Incorporating the two multi-level selection/altruism papers below, as well as (i) carbon cycle modelling of ocean acidification in snowball earth conditions (importance of atmosphere-ocean chemical continuity in duration of glacial interval), (ii) quantitative assessment of the position (in temperature “space”) of the unstable region of the ice albedo feedback with respect to glacial entry and duration, (iii)

temperature sensitivity of terrestrial silicate weathering flux (in relation to susceptibility to snowball earth glaciation).

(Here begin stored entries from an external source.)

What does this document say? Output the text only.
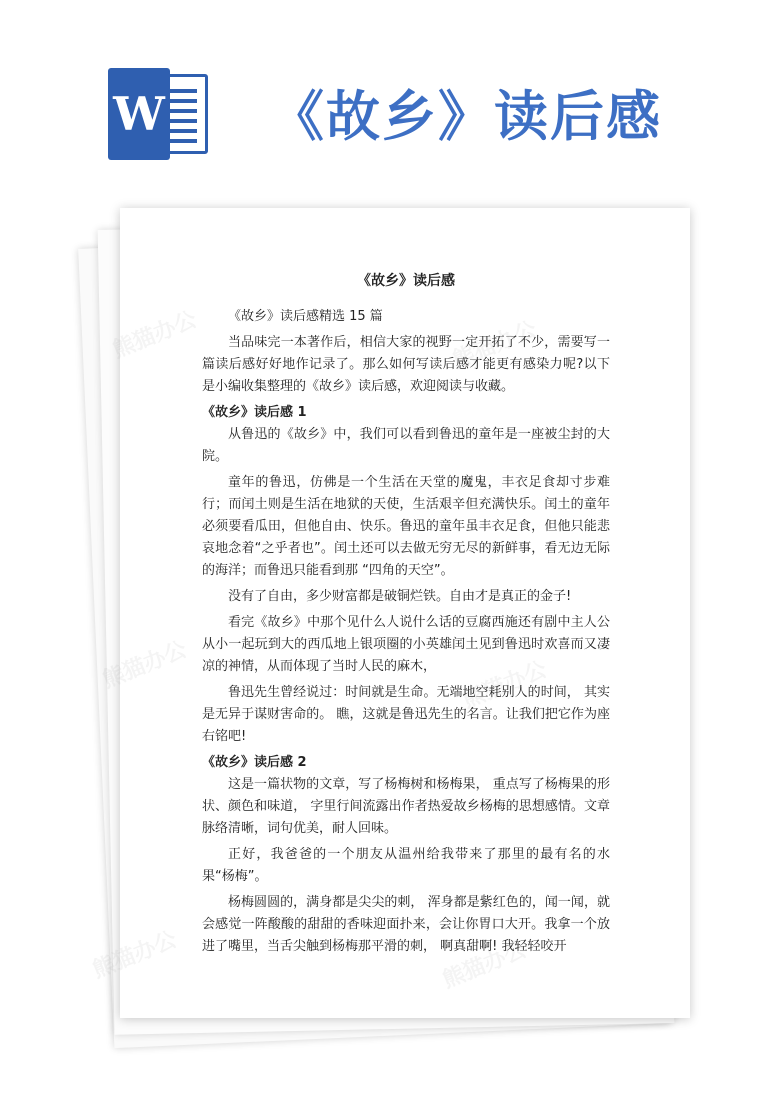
W 《故乡》读后感
熊猫办公	熊猫办公
熊猫办公	熊猫办公
熊猫办公	熊猫办公
《故乡》读后感

《故乡》读后感精选 15 篇

当品味完一本著作后，相信大家的视野一定开拓了不少，需要写一篇读后感好好地作记录了。那么如何写读后感才能更有感染力呢?以下是小编收集整理的《故乡》读后感，欢迎阅读与收藏。

《故乡》读后感 1

从鲁迅的《故乡》中，我们可以看到鲁迅的童年是一座被尘封的大院。

童年的鲁迅，仿佛是一个生活在天堂的魔鬼，丰衣足食却寸步难行；而闰土则是生活在地狱的天使，生活艰辛但充满快乐。闰土的童年必须要看瓜田，但他自由、快乐。鲁迅的童年虽丰衣足食，但他只能悲哀地念着“之乎者也”。闰土还可以去做无穷无尽的新鲜事，看无边无际的海洋；而鲁迅只能看到那 “四角的天空”。

没有了自由，多少财富都是破铜烂铁。自由才是真正的金子!

看完《故乡》中那个见什么人说什么话的豆腐西施还有剧中主人公从小一起玩到大的西瓜地上银项圈的小英雄闰土见到鲁迅时欢喜而又凄凉的神情，从而体现了当时人民的麻木，

鲁迅先生曾经说过：时间就是生命。无端地空耗别人的时间， 其实是无异于谋财害命的。 瞧，这就是鲁迅先生的名言。让我们把它作为座右铭吧!

《故乡》读后感 2

这是一篇状物的文章，写了杨梅树和杨梅果， 重点写了杨梅果的形状、颜色和味道， 字里行间流露出作者热爱故乡杨梅的思想感情。文章脉络清晰，词句优美，耐人回味。

正好，我爸爸的一个朋友从温州给我带来了那里的最有名的水果“杨梅”。

杨梅圆圆的，满身都是尖尖的刺， 浑身都是紫红色的，闻一闻，就会感觉一阵酸酸的甜甜的香味迎面扑来，会让你胃口大开。我拿一个放进了嘴里，当舌尖触到杨梅那平滑的刺， 啊真甜啊! 我轻轻咬开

How global scale glaciations might have triggered the evolution of animal form

Geobiological hypothesis that the origin of multicellular animals (anything with form more complex than a sponge) was directly triggered by the Neoproterozoic global scale glaciation events. Basic argument is that complex multicellular animal form requires terminal (i.e. irreversible) cellular differentiation, which imposes a high fitness penalty on individual cells, because mutant cells that do not differentiate (e.g. tumours) leave more descendants than their neighbours. This is more of a problem in animal form than in plants or fungi, because of the more strict controls on cell fate (which is why, for example, animals have more cell types). This sort of cellular “altruism” is promoting by genetic relatedness between the co-operating entities (Kin selection). The hypothesis is that snowball earth glaciations, by creating population bottlenecks (via temperature, water potential, nutrient availability extremes etc), the survivors of which were more closely related than average individuals in a pre-bottleneck population (the “founder effect”), raised average genetic relatedness between individual cells in colonies of sponge-like early animals. This promoted the evolution of terminal cellular differentiation, making organ formation, obligate sexual reproduction, apoptosis etc, adaptive in terms of individual fitness for the first time in Earth history.


The surprising importance of the temperature preferences of daisies

Popular press article referring to how the parable of daisyworld would not work if the combination of the physiological optimum of a species, and the impact of that species on the environment, leads to a destabilizing positive feedback. (e.g. in the parable of daisyworld, “white daisies” cool the planet but self-limit because their optimum temperature for growth is the same as the “black daisies” that warm the planet). The point being that there is no logical reason to expect biological evolution to produce this combination of properties.


Fluctuation in the physical environment as a mechanism for reinforcing evolutionary transitions

Theoretical biology paper expressing the hypothesis that evolutionary co-operation (symbiosis, cellular “altruism” in complex differentiated eukaryotes, social group formation etc) goes hand in hand with physiological robustness, therefore an ability to tolerate variable physical environments. Physiological robustness is proposed to result from a novel capacity to differentiate within co-operative groups, e.g. the formation of organs from co-operative cells. This idea arguably explains why lichens (a co-operative symbiosis) were likely the first organisms to colonise the land surface.